AI-generated summary
Video multimodal large language models (Video-MLLMs) have achieved remarkable
progress in video understanding. However, they remain vulnerable to
hallucination-producing content inconsistent with or unrelated to video inputs.
Previous video hallucination benchmarks primarily focus on short-videos. They
attribute hallucinations to factors such as strong language priors, missing
frames, or vision-language biases introduced by the visual encoder. While these
causes indeed account for most hallucinations in short videos, they still
oversimplify the cause of hallucinations. Sometimes, models generate incorrect
outputs but with correct frame-level semantics. We refer to this type of
hallucination as Semantic Aggregation Hallucination (SAH), which arises during
the process of aggregating frame-level semantics into event-level semantic
groups. Given that SAH becomes particularly critical in long videos due to
increased semantic complexity across multiple events, it is essential to
separate and thoroughly investigate the causes of this type of hallucination.

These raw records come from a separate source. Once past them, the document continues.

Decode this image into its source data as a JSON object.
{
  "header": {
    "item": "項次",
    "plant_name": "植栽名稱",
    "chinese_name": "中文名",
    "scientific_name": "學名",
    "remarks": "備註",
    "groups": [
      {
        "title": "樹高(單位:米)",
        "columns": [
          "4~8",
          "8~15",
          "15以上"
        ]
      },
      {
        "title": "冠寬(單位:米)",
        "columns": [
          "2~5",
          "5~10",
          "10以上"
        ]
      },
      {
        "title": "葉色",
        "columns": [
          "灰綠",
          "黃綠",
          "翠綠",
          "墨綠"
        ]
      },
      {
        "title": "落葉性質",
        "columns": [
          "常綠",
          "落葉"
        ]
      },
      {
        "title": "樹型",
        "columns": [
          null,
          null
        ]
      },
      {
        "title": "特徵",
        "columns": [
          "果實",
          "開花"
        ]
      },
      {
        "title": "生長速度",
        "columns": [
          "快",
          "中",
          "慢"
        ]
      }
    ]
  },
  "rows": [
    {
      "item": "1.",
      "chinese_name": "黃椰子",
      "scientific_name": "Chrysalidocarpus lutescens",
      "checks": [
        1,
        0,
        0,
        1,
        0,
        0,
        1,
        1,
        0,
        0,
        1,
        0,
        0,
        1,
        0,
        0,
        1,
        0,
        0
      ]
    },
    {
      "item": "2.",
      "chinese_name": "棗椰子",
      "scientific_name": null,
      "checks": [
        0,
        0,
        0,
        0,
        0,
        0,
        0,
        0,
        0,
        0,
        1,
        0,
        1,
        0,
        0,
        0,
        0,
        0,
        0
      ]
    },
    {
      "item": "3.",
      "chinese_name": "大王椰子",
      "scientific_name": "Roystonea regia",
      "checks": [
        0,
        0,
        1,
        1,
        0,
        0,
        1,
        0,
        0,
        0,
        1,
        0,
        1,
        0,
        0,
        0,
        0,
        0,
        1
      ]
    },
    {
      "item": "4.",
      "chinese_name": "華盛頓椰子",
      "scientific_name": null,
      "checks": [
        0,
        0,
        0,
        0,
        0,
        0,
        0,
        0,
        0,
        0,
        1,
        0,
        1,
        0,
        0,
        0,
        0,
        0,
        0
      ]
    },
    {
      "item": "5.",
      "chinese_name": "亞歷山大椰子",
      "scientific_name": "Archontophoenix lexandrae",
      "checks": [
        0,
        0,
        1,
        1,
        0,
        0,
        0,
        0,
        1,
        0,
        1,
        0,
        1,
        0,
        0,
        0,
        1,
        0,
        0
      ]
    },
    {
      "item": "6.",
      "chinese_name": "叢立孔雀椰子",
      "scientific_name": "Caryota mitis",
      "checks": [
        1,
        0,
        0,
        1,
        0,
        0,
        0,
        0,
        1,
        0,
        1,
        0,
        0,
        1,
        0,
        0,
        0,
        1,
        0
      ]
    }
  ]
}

To address the above issues, we introduce ELV-Halluc, the first benchmark
dedicated to long-video hallucination, enabling a systematic investigation of
SAH. Our experiments confirm the existence of SAH and show that it increases
with semantic complexity. Additionally, we find that models are more prone to
SAH on rapidly changing semantics. Moreover, we discuss potential approaches to
mitigate SAH. We demonstrate that positional encoding strategy contributes to
alleviating SAH, and further adopt DPO strategy to enhance the model's ability
to distinguish semantics within and across events. To support this, we curate a
dataset of 8K adversarial data pairs and achieve improvements on both
ELV-Halluc and Video-MME, including a substantial 27.7% reduction in SAH ratio.